My world was unsteady in the Autumn of 1999.
My first wife and I had separated in the latter part of July, 1999. She moved back to Atlanta with our 15 month old son whom, because of the extensive traveling required, I was able to visit only once a month. The summer was unbearably hot and as fall approached I daily considered the prospect of having to fashion a life for myself while adapting to being a father living 900 miles from my son. I tried to maintain as normal an appearance as I could in my public life. I worked on the yard, painted the master bedroom, and wrote letters for my estranged wife to read to our child.
A few notable happenings during that time included my appointment to the County Board of Health in September. In October, my brother fell from a tree while removing a large dead branch with a chain saw, knocking himself unconscious. My mind was so disturbed by the isolation that I slept every night with the radio turned on and could not shower with the bathroom door closed. As I said, my life was unsteady.
Autumn pauses for winter to ready itself around the time of Thanksgiving, the penultimate American contrivance of a family themed holiday. I was not looking forward to the day. My sister in law was cooking for all of us, my mom and dad, brother, sister, and nephews. When morning broke, I thought of my wife and son so many miles away, spending the holiday without me, wondering if I would ever feel normal again.
The morning was grey and humid, with a temperature in the low 50's. I struggled to sit still until the 1pm scheduled meal time to no avail. I was on edge, wishing the day would be over before it began. To pass the time I went into the yard and walked through the leaves on the grass, smelling the sour sweetness of the colorful decay. Traffic was light on the street in front of my house that morning, which is odd, being that the road is a rural highway used as a primary east-west thoroughfare in northeast Illinois.
Lost in a familial reunion daydream of some sort, I was surprised by an older Jeep Cherokee pulling into my driveway. The rust all over the Jeep was visible from a distance. As it pulled closer I could see two occupants in the front seat. On the passenger side was a young woman. The driver was a young man. The car stopped about 50 feet from where I was standing. I expected I was about to meet someone who had lost their way, seeking directions to where they needed to be. This is usually what happens.
The young man bedecked in a faded army green jacket and knit hat approached me and said good morning. He told me his name and apologized for having to ask a favor.

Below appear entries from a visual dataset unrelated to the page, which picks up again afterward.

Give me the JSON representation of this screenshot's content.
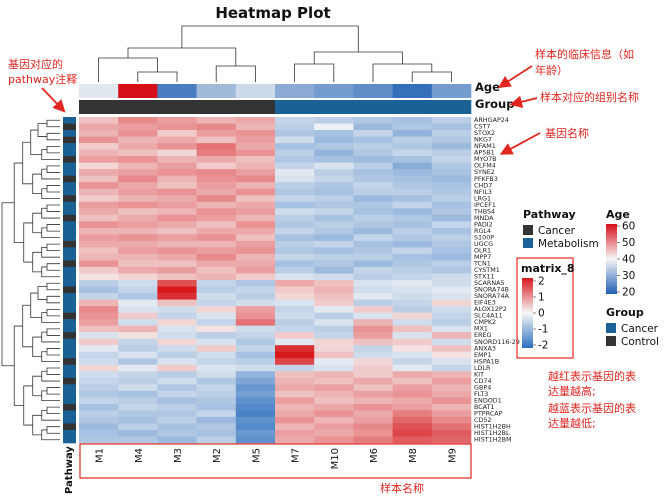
{
  "chart_data": {
    "type": "heatmap",
    "title": "Heatmap Plot",
    "samples": [
      "M1",
      "M4",
      "M3",
      "M2",
      "M5",
      "M7",
      "M10",
      "M6",
      "M8",
      "M9"
    ],
    "genes": [
      "ARHGAP24",
      "CST7",
      "STOX2",
      "NKG7",
      "NFAM1",
      "AP5B1",
      "MYO7B",
      "OLFM4",
      "SYNE2",
      "PFKFB3",
      "CHD7",
      "NFIL3",
      "LRG1",
      "IPCEF1",
      "THBS4",
      "MNDA",
      "PADI2",
      "RGL4",
      "S100P",
      "UGCG",
      "OLR1",
      "MPP7",
      "TCN1",
      "CYSTM1",
      "STX11",
      "SCARNA5",
      "SNORA74B",
      "SNORA74A",
      "EIF4E3",
      "ALOX12P2",
      "SLC4A11",
      "CMPK2",
      "MX1",
      "EREG",
      "SNORD116-29",
      "ANXA3",
      "EMP1",
      "HSPA1B",
      "LDLR",
      "KIT",
      "CD74",
      "GBP4",
      "FLT3",
      "ENDOD1",
      "BCAT1",
      "PTPRCAP",
      "CD52",
      "HIST1H2BH",
      "HIST1H2BL",
      "HIST1H2BM"
    ],
    "row_labels_shown": [
      "ARHGAP24",
      "CST7",
      "STOX2",
      "NKG7",
      "NFAM1",
      "AP5B1",
      "MYO7B",
      "OLFM4",
      "SYNE2",
      "PFKFB3",
      "CHD7",
      "NFIL3",
      "LRG1",
      "IPCEF1",
      "THBS4",
      "MNDA",
      "PADI2",
      "RGL4",
      "S100P",
      "UGCG",
      "OLR1",
      "MPP7",
      "TCN1",
      "CYSTM1",
      "STX11",
      "SCARNA5",
      "SNORA74B",
      "SNORA74A",
      "EIF4E3",
      "ALOX12P2",
      "SLC4A11",
      "CMPK2",
      "MX1",
      "EREG",
      "SNORD116-29",
      "ANXA3",
      "EMP1",
      "HSPA1B",
      "LDLR",
      "KIT",
      "CD74",
      "GBP4",
      "FLT3",
      "ENDOD1",
      "BCAT1",
      "PTPRCAP",
      "CD52",
      "HIST1H2BH",
      "HIST1H2BL",
      "HIST1H2BM"
    ],
    "values": [
      [
        0.5,
        1.0,
        0.8,
        0.6,
        0.7,
        -0.5,
        -0.6,
        -0.7,
        -0.8,
        -0.6
      ],
      [
        0.7,
        0.8,
        0.9,
        1.0,
        0.6,
        -0.6,
        -0.1,
        -0.9,
        -0.7,
        -0.8
      ],
      [
        0.6,
        0.9,
        0.4,
        0.8,
        0.9,
        -0.7,
        -0.8,
        -0.5,
        -1.0,
        -0.6
      ],
      [
        0.9,
        0.6,
        0.7,
        0.5,
        0.8,
        -0.4,
        -0.9,
        -0.8,
        -0.6,
        -0.7
      ],
      [
        0.4,
        0.7,
        0.9,
        1.2,
        0.7,
        -0.8,
        -0.7,
        -0.6,
        -0.7,
        -0.9
      ],
      [
        0.6,
        0.5,
        0.3,
        1.1,
        0.9,
        -0.6,
        -1.0,
        -0.7,
        -0.5,
        -0.6
      ],
      [
        0.8,
        0.9,
        0.6,
        0.7,
        0.5,
        -0.7,
        -0.8,
        -0.9,
        -0.8,
        -0.5
      ],
      [
        0.3,
        0.6,
        0.8,
        0.4,
        0.6,
        -0.5,
        -0.3,
        -0.6,
        -1.1,
        -0.7
      ],
      [
        0.7,
        0.8,
        0.9,
        1.0,
        0.8,
        -0.2,
        -0.6,
        -0.8,
        -0.9,
        -0.8
      ],
      [
        0.5,
        1.0,
        0.6,
        0.9,
        1.0,
        -0.3,
        -0.5,
        -0.7,
        -0.8,
        -0.9
      ],
      [
        0.9,
        0.7,
        0.5,
        0.8,
        0.6,
        -0.6,
        -0.7,
        -0.5,
        -0.7,
        -0.8
      ],
      [
        0.6,
        0.8,
        0.9,
        0.7,
        0.9,
        -0.7,
        -0.8,
        -0.6,
        -0.6,
        -0.7
      ],
      [
        0.4,
        0.6,
        0.7,
        1.0,
        0.5,
        -0.5,
        -0.6,
        -0.9,
        -0.8,
        -0.6
      ],
      [
        0.8,
        0.9,
        0.8,
        0.6,
        0.7,
        -0.8,
        -0.7,
        -0.7,
        -0.5,
        -0.8
      ],
      [
        0.7,
        0.5,
        0.6,
        0.9,
        0.8,
        -0.4,
        -0.5,
        -0.8,
        -0.9,
        -0.7
      ],
      [
        0.5,
        0.7,
        0.9,
        0.8,
        0.6,
        -0.6,
        -0.8,
        -0.6,
        -0.7,
        -0.9
      ],
      [
        0.9,
        0.8,
        0.7,
        0.5,
        0.9,
        -0.7,
        -0.6,
        -0.7,
        -0.8,
        -0.5
      ],
      [
        0.6,
        0.6,
        0.5,
        0.7,
        0.7,
        -0.5,
        -0.7,
        -0.9,
        -0.6,
        -0.8
      ],
      [
        0.8,
        0.9,
        0.8,
        0.9,
        0.5,
        -0.8,
        -0.9,
        -0.5,
        -0.7,
        -0.6
      ],
      [
        0.7,
        0.7,
        0.6,
        0.6,
        0.8,
        -0.6,
        -0.5,
        -0.8,
        -0.9,
        -0.7
      ],
      [
        0.5,
        0.8,
        0.9,
        0.8,
        0.9,
        -0.7,
        -0.8,
        -0.7,
        -0.5,
        -0.8
      ],
      [
        0.6,
        0.6,
        0.7,
        1.0,
        0.6,
        -0.5,
        -0.6,
        -0.6,
        -0.8,
        -0.9
      ],
      [
        0.9,
        0.5,
        0.5,
        0.7,
        0.7,
        -0.8,
        -0.7,
        -0.9,
        -0.7,
        -0.6
      ],
      [
        0.4,
        0.7,
        0.8,
        0.5,
        0.8,
        -0.6,
        -0.9,
        -0.5,
        -0.6,
        -0.7
      ],
      [
        0.2,
        0.3,
        0.5,
        0.6,
        0.4,
        -0.3,
        -0.4,
        -0.6,
        -0.5,
        -0.4
      ],
      [
        -0.6,
        -0.4,
        1.5,
        -0.5,
        -0.7,
        0.7,
        0.5,
        -0.3,
        -0.2,
        -0.4
      ],
      [
        -0.8,
        -0.5,
        2.0,
        -0.6,
        -0.5,
        0.4,
        0.6,
        -0.4,
        -0.3,
        -0.2
      ],
      [
        -0.5,
        -0.7,
        1.8,
        -0.4,
        -0.6,
        0.3,
        0.5,
        -0.2,
        -0.4,
        -0.3
      ],
      [
        0.6,
        -0.2,
        0.5,
        -0.5,
        -0.4,
        -0.3,
        0.4,
        -0.6,
        -0.5,
        0.3
      ],
      [
        1.0,
        -0.3,
        -0.4,
        0.3,
        0.8,
        -0.5,
        -0.2,
        0.4,
        -0.6,
        -0.4
      ],
      [
        0.9,
        0.4,
        -0.5,
        -0.3,
        0.9,
        -0.4,
        -0.6,
        -0.3,
        0.3,
        -0.5
      ],
      [
        0.8,
        -0.4,
        0.3,
        -0.5,
        1.2,
        -0.6,
        -0.3,
        0.6,
        -0.4,
        -0.6
      ],
      [
        0.5,
        0.6,
        -0.3,
        0.2,
        -0.4,
        -0.5,
        -0.6,
        0.9,
        0.5,
        -0.3
      ],
      [
        -0.3,
        0.2,
        -0.4,
        -0.6,
        -0.5,
        0.4,
        -0.5,
        0.8,
        -0.3,
        0.6
      ],
      [
        0.4,
        -0.5,
        0.3,
        -0.3,
        -0.7,
        -0.2,
        0.3,
        0.5,
        0.4,
        -0.4
      ],
      [
        -0.2,
        -0.6,
        -0.4,
        0.4,
        -0.5,
        1.8,
        0.3,
        -0.5,
        0.2,
        0.5
      ],
      [
        -0.5,
        -0.3,
        -0.6,
        -0.4,
        -0.8,
        2.2,
        0.5,
        -0.4,
        -0.3,
        0.2
      ],
      [
        -0.4,
        -0.7,
        -0.3,
        -0.5,
        -0.6,
        1.6,
        -0.2,
        0.3,
        -0.5,
        -0.3
      ],
      [
        0.3,
        -0.2,
        0.4,
        -0.3,
        -0.4,
        -0.5,
        -0.3,
        0.4,
        -0.2,
        -0.5
      ],
      [
        -0.4,
        -0.5,
        -0.6,
        -0.4,
        -1.0,
        0.5,
        0.6,
        0.4,
        0.7,
        0.6
      ],
      [
        -0.5,
        -0.6,
        -0.4,
        -0.7,
        -1.2,
        0.6,
        0.5,
        0.7,
        0.5,
        0.8
      ],
      [
        -0.6,
        -0.4,
        -0.7,
        -0.5,
        -1.4,
        0.7,
        0.8,
        0.5,
        0.8,
        0.6
      ],
      [
        -0.7,
        -0.8,
        -0.5,
        -0.6,
        -1.3,
        0.5,
        0.6,
        0.8,
        0.9,
        0.7
      ],
      [
        -0.5,
        -0.6,
        -0.8,
        -0.7,
        -1.5,
        0.8,
        0.5,
        0.6,
        0.7,
        0.9
      ],
      [
        -0.8,
        -0.5,
        -0.6,
        -0.8,
        -1.6,
        0.6,
        0.7,
        0.9,
        0.8,
        0.6
      ],
      [
        -0.6,
        -0.7,
        -0.7,
        -0.5,
        -1.7,
        0.7,
        0.9,
        0.7,
        1.1,
        0.8
      ],
      [
        -0.7,
        -0.8,
        -0.6,
        -0.9,
        -1.5,
        0.9,
        0.6,
        0.8,
        1.3,
        1.0
      ],
      [
        -0.9,
        -0.6,
        -0.8,
        -0.7,
        -1.6,
        0.6,
        0.8,
        1.0,
        1.5,
        1.2
      ],
      [
        -0.8,
        -0.9,
        -0.7,
        -0.8,
        -1.4,
        0.8,
        0.7,
        0.9,
        1.6,
        1.4
      ],
      [
        -0.7,
        -0.7,
        -0.9,
        -0.6,
        -1.5,
        0.7,
        0.9,
        1.1,
        1.4,
        1.3
      ]
    ],
    "annotations": {
      "age": [
        38,
        60,
        24,
        32,
        36,
        30,
        28,
        26,
        22,
        28
      ],
      "group": [
        "Control",
        "Control",
        "Control",
        "Control",
        "Control",
        "Cancer",
        "Cancer",
        "Cancer",
        "Cancer",
        "Cancer"
      ]
    },
    "pathway": [
      "Metabolism",
      "Cancer",
      "Metabolism",
      "Cancer",
      "Metabolism",
      "Metabolism",
      "Cancer",
      "Metabolism",
      "Metabolism",
      "Cancer",
      "Metabolism",
      "Metabolism",
      "Cancer",
      "Metabolism",
      "Metabolism",
      "Cancer",
      "Metabolism",
      "Metabolism",
      "Metabolism",
      "Cancer",
      "Metabolism",
      "Metabolism",
      "Cancer",
      "Metabolism",
      "Metabolism",
      "Metabolism",
      "Cancer",
      "Metabolism",
      "Metabolism",
      "Metabolism",
      "Cancer",
      "Metabolism",
      "Metabolism",
      "Cancer",
      "Metabolism",
      "Metabolism",
      "Metabolism",
      "Cancer",
      "Metabolism",
      "Metabolism",
      "Cancer",
      "Metabolism",
      "Metabolism",
      "Metabolism",
      "Cancer",
      "Metabolism",
      "Metabolism",
      "Cancer",
      "Metabolism",
      "Metabolism"
    ],
    "annotation_labels": {
      "age": "Age",
      "group": "Group",
      "pathway": "Pathway"
    },
    "color_scale": {
      "name": "matrix_8",
      "min": -2,
      "max": 2,
      "ticks": [
        2,
        1,
        0,
        -1,
        -2
      ],
      "low": "#2c6fbf",
      "mid": "#f7f7f7",
      "high": "#d7191c"
    },
    "age_scale": {
      "min": 20,
      "max": 60,
      "ticks": [
        60,
        50,
        40,
        30,
        20
      ],
      "low": "#1f5fb4",
      "mid": "#f7f7f7",
      "high": "#d40f1a"
    },
    "legend": {
      "pathway": {
        "title": "Pathway",
        "items": [
          {
            "label": "Cancer",
            "color": "#333333"
          },
          {
            "label": "Metabolism",
            "color": "#1a6196"
          }
        ]
      },
      "group": {
        "title": "Group",
        "items": [
          {
            "label": "Cancer",
            "color": "#1a6196"
          },
          {
            "label": "Control",
            "color": "#333333"
          }
        ]
      }
    }
  },
  "annotations_text": {
    "gene_pathway": [
      "基因对应的",
      "pathway注释"
    ],
    "clinical": [
      "样本的临床信息（如",
      "年龄）"
    ],
    "group": "样本对应的组别名称",
    "gene_name": "基因名称",
    "meaning": [
      "越红表示基因的表",
      "达量越高;",
      "越蓝表示基因的表",
      "达量越低;"
    ],
    "sample_name": "样本名称"
  }
}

He told me he and his girlfriend had driven all night from Colorado and were heading for his father's house in Antioch, Illinois, a community about 10 miles away from my house. He also said they were about to run out of gas, no gas stations were open, and they had no money to purchase any. He asked if I had any gasoline to spare.
To fuel my karma, whenever anyone runs out of gas by my house, which happens about once a year, I gladly provide one or two gallons meant for the tractor. I told the young man I would be glad to help and asked him to come to the garage with me. When I got there, I was surprised to see that none of my gas cans had any appreciable amount of fuel in them. Now it was my turn to apologize for not being able to help him. "Sorry," I said, "but I don't believe I have any gasoline except for the half gallon meant for the chainsaw." For those unaware, the chainsaw fuel is pre-mixed with oil and shouldn't be used in an automobile.
Confidently, the young man said, "Sir, I'm pretty sure that gas will get us home." "By all means," I told the young man, "take that gas." He walked with the can back to his Jeep and poured it into the tank. He handed the can back to me when it was empty and said, "Thank you very much sir." It was then I saw how very young this boy was and how frail his blond, equally young girlfriend looked. They were both dressed with hats and scarves and gloves, seeming to indicate the car had no working heater. I wished the young man, good luck. With that, he got into the car and turned the key. With an angel watching over those two, that Jeep started right up. A single wave from the end of the driveway, they were gone.
That day I thought about family and what it means. The need to be with family at the holidays sent those ill equipped children halfway across the country without enough money to make it but with a determination unequaled by any adversity laid in their way. I thought of providence, being in my yard at the right time, and I thought of my son, wondering who was watching out for him.
I went to thanksgiving dinner, and appreciated the food, kith, and kin more than ever before. When I returned to my house in the afternoon, there was a message on my answering machine. It was my wife, asking if I would come to Atlanta to bring her and our son home. The next day I stood in a terminal at O'Hare Airport waiting to board a Delta flight to Hartsfield Airport, hoping the pilot wasn't going to need to stop to borrow any gas.
Just this year, I finally resigned from the Board of Health, twelve years after my initial appointment. Back then my first wife and I reconciled but the following October we separated again, this time our son staying with me full time. Fourteen months after that we reconciled again. In another twelve months after that, we divorced, my son remaining with me once again.
I wonder what lesson in family I learned from that young couple in 1999. Hopefully they made it and are still out there somewhere teaching others how desperately we all crave to be with family at Thanksgiving.